Zo komt er heel wat aan het licht. En alles welgeordend. Wij vernemen (in hoofdstuk 1) hoe het met de catechese gesteld was in Wittenberg, in Zurich, in Straatsburg, in Geneve, in Heidelberg en in de Hollandse vluchtelingengemeente te Londen. Vervolgens hoe het in de 17e en 18e eeuw gesteld was met de catechese in de gereformeerde Kerk in Nederland (hoofdstuk 2). Daarna (in de hoofdstukken 3 en 4) wordt de catechese van de Reformatie en die van de Nadere Reformatie nog eens bekeken, maar nu van haar theologisch-didactische zijde. In het 5e en tevens laatste hoofdstuk wordt ten slotte een 'evaluatie' geboden.

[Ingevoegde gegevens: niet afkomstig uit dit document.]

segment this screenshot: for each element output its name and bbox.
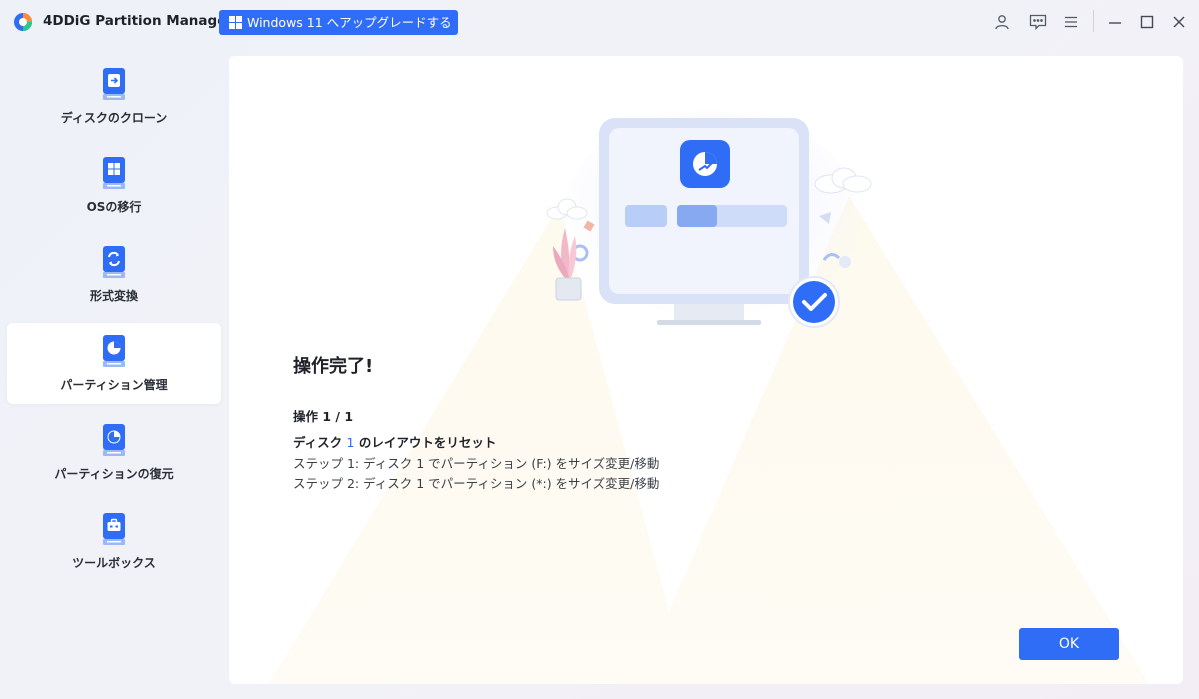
sidebar-item-label: パーティション管理	[60, 378, 168, 392]
sidebar-item-partition-management[interactable]: パーティション管理	[7, 323, 221, 404]
sidebar-item-format-convert[interactable]: 形式変換	[7, 234, 221, 315]
title-bar: 4DDiG Partition Manager Windows 11 へアップグ…	[0, 0, 1199, 44]
ok-button[interactable]: OK	[1019, 628, 1119, 660]
operation-step: ステップ 1: ディスク 1 でパーティション (F:) をサイズ変更/移動	[293, 456, 660, 471]
operation-summary: ディスク 1 のレイアウトをリセット	[293, 432, 496, 451]
operation-step: ステップ 2: ディスク 1 でパーティション (*:) をサイズ変更/移動	[293, 476, 660, 491]
partition-management-icon	[103, 335, 125, 367]
user-icon[interactable]	[991, 11, 1013, 33]
sidebar-item-disk-clone[interactable]: ディスクのクローン	[7, 56, 221, 137]
title-bar-divider	[1093, 10, 1094, 32]
os-migration-icon	[103, 157, 125, 189]
sidebar-item-label: パーティションの復元	[54, 467, 174, 481]
operation-prefix: ディスク	[293, 435, 343, 450]
sidebar: ディスクのクローン OSの移行 形式変換 パーティション管理 パーティションの復…	[0, 56, 229, 696]
feedback-icon[interactable]	[1027, 11, 1049, 33]
format-convert-icon	[103, 246, 125, 278]
partition-recovery-icon	[103, 424, 125, 456]
app-logo-icon	[14, 13, 32, 31]
sidebar-item-label: ディスクのクローン	[60, 111, 168, 125]
operation-suffix: のレイアウトをリセット	[358, 435, 497, 450]
sidebar-item-toolbox[interactable]: ツールボックス	[7, 501, 221, 582]
upgrade-label: Windows 11 へアップグレードする	[247, 15, 452, 30]
disk-clone-icon	[103, 68, 125, 100]
disk-number: 1	[346, 435, 355, 450]
close-icon[interactable]	[1168, 11, 1190, 33]
maximize-icon[interactable]	[1136, 11, 1158, 33]
operation-complete-illustration	[546, 111, 872, 328]
sidebar-item-partition-recovery[interactable]: パーティションの復元	[7, 412, 221, 493]
sidebar-item-label: 形式変換	[89, 289, 138, 303]
sidebar-item-label: OSの移行	[86, 200, 142, 214]
operation-complete-title: 操作完了!	[293, 356, 374, 377]
sidebar-item-label: ツールボックス	[72, 556, 156, 570]
minimize-icon[interactable]	[1104, 11, 1126, 33]
menu-icon[interactable]	[1060, 11, 1082, 33]
sidebar-item-os-migration[interactable]: OSの移行	[7, 145, 221, 226]
main-panel: 操作完了! 操作 1 / 1 ディスク 1 のレイアウトをリセット ステップ 1…	[229, 56, 1183, 684]
windows-11-upgrade-button[interactable]: Windows 11 へアップグレードする	[219, 10, 458, 35]
app-title: 4DDiG Partition Manager	[43, 13, 234, 29]
toolbox-icon	[103, 513, 125, 545]
operation-count: 操作 1 / 1	[293, 409, 354, 424]
windows-icon	[229, 16, 242, 29]
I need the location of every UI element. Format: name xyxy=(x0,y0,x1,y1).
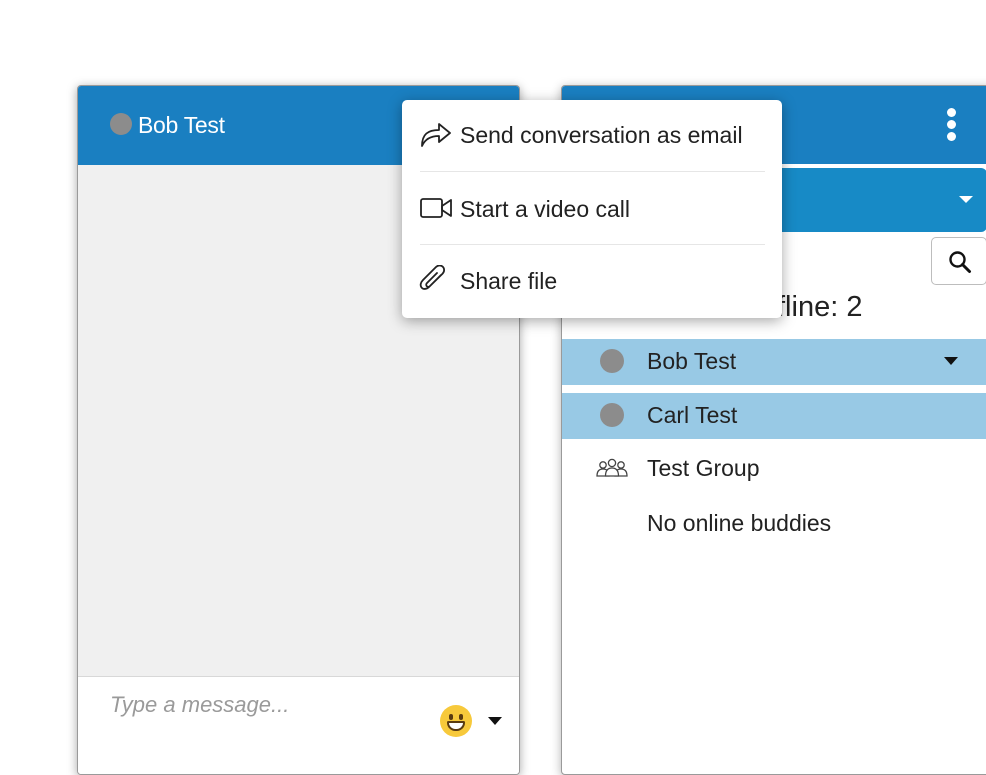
kebab-dot xyxy=(947,132,956,141)
conversation-options-menu: Send conversation as email Start a video… xyxy=(402,100,782,318)
caret-down-icon[interactable] xyxy=(488,717,502,725)
buddy-name: Carl Test xyxy=(647,402,738,428)
paperclip-icon xyxy=(419,265,446,290)
menu-item-video-call[interactable]: Start a video call xyxy=(402,172,782,244)
menu-item-label: Send conversation as email xyxy=(460,122,743,148)
video-camera-icon xyxy=(420,198,452,218)
search-icon xyxy=(949,251,971,273)
offline-status-icon xyxy=(110,113,132,135)
emoji-icon[interactable] xyxy=(440,705,472,737)
message-input[interactable] xyxy=(108,685,408,725)
emoji-eye xyxy=(459,714,463,720)
offline-count: fline: 2 xyxy=(777,291,863,323)
buddy-row-carl-test[interactable]: Carl Test xyxy=(562,393,986,439)
emoji-mouth xyxy=(447,721,465,731)
group-row-test-group[interactable]: Test Group xyxy=(562,446,986,492)
menu-item-label: Start a video call xyxy=(460,196,631,222)
chat-title: Bob Test xyxy=(138,112,225,138)
group-name: Test Group xyxy=(647,455,760,481)
more-options-icon[interactable] xyxy=(940,106,964,144)
search-button[interactable] xyxy=(931,237,986,285)
caret-down-icon xyxy=(959,196,973,203)
emoji-eye xyxy=(449,714,453,720)
buddy-name: Bob Test xyxy=(647,348,737,374)
kebab-dot xyxy=(947,120,956,129)
message-composer xyxy=(78,676,519,774)
offline-status-icon xyxy=(600,349,624,373)
kebab-dot xyxy=(947,108,956,117)
menu-item-share-file[interactable]: Share file xyxy=(402,245,782,317)
share-arrow-icon xyxy=(421,123,451,147)
menu-item-label: Share file xyxy=(460,268,558,294)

Het hele betoog maakt duidelijk dat de catechese in de tijd van de Reformatie haar bloeitijd heeft gehad. Niet alleen omdat toen een aantal catechismi zijn ontstaan, maar ook omdat men in die tijd wist te staan met de catechese in het krachtenveld van de Heilige Geest. Het ging erom de kinderen geloofskennis bij te brengen. Kennis en vertrouwen, wat wij noemen het cognitieve en het affectieve element, waren één. Zo was het bij Luther, Calvijn, Bucer en vele anderen. De catechese had 'zin' voor het geloofsleven. Het ging ook wel om het bijbrengen van de zuivere leer, maar die stond niet apart. In de catechese stond ook het venster open naar de roeping en taken van de christen in de wereld. In al de genoemde centra stond de Heilige Schrift zelf centraal in het catechetisch onderwijs.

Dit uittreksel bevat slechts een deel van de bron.